Dressing up the verb

English is famous (or infamous) for words having multiple meanings, some with no apparent connection with them.  A charming subgroup of such words involves articles of clothing.  These have clear, commonly understood meanings as nouns in their usual context, i.e., the items covering up a person’s birthday suit.  Yet, as verbs, they stray, to one degree or another, and take on a different persona.

An example of this is the word dress, as celebrated in one of the wonderful stories of Peggy Perish, Amelia Bedelia. In it, the literally minded maid puts a dress on a chicken instead of preparing it for cooking or eating as in the expressions dress a turkey or dress a salad.

Keeping with women’s clothing, to skirt an issue is to avoid it, not to show off its nice legs.

As any fan of the original Batman TV series knows, to sock or belt someone does not send a person to work but instead to the hospital.

To meet a man that suits you may involve a tailor or but most probably leads to a wedding as he fits your needs.

Speaking of tailors, coating the fish with breadcrumbs is not a cheap way of keeping it warm. The bread crump coat in this case just keeps the dinner tender.

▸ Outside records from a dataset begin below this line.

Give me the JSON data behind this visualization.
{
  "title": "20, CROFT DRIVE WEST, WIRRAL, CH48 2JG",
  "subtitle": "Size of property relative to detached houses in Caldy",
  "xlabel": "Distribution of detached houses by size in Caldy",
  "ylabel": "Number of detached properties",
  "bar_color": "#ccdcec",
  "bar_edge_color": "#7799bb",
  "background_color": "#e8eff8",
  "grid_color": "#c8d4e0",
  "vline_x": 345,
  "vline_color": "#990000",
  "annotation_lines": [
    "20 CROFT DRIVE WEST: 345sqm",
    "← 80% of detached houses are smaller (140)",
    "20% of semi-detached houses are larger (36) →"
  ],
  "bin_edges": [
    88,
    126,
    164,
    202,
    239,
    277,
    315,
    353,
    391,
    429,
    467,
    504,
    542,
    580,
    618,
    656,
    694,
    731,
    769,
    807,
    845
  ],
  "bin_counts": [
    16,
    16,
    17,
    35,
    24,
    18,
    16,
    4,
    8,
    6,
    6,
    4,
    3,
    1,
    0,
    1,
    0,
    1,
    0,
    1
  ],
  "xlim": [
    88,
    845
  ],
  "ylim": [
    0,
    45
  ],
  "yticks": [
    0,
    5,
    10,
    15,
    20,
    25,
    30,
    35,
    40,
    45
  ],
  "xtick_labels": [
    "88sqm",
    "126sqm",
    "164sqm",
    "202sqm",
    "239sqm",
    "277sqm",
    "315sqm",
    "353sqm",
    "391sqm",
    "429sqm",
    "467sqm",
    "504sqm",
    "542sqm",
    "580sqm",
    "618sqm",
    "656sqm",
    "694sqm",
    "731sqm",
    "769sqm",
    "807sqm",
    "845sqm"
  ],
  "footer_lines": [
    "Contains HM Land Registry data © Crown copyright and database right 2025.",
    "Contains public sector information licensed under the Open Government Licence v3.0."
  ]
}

To shoe someone out may sound violent but actually must done very discretely, without too much fuss, unlike being booted from a tournament, which is very unceremonious.

It is advisable to both to wear a cap when hiking and cap an appetite or temper.  Everything in moderation.

Staying in the area of the head and neck, a scarf is elegant and keeps you warm.  By contrast, scarfing down food, i.e., uncontrolled eating, can look rather disgusting and be unhealthful.

Finally, while a tie may seem extraneous in some cultures, notably Israel and Jamaica, a proper speaker ties everything together with a summary.

In that light, if clothes make the man, they also confuse him, especially if he is a foreigner.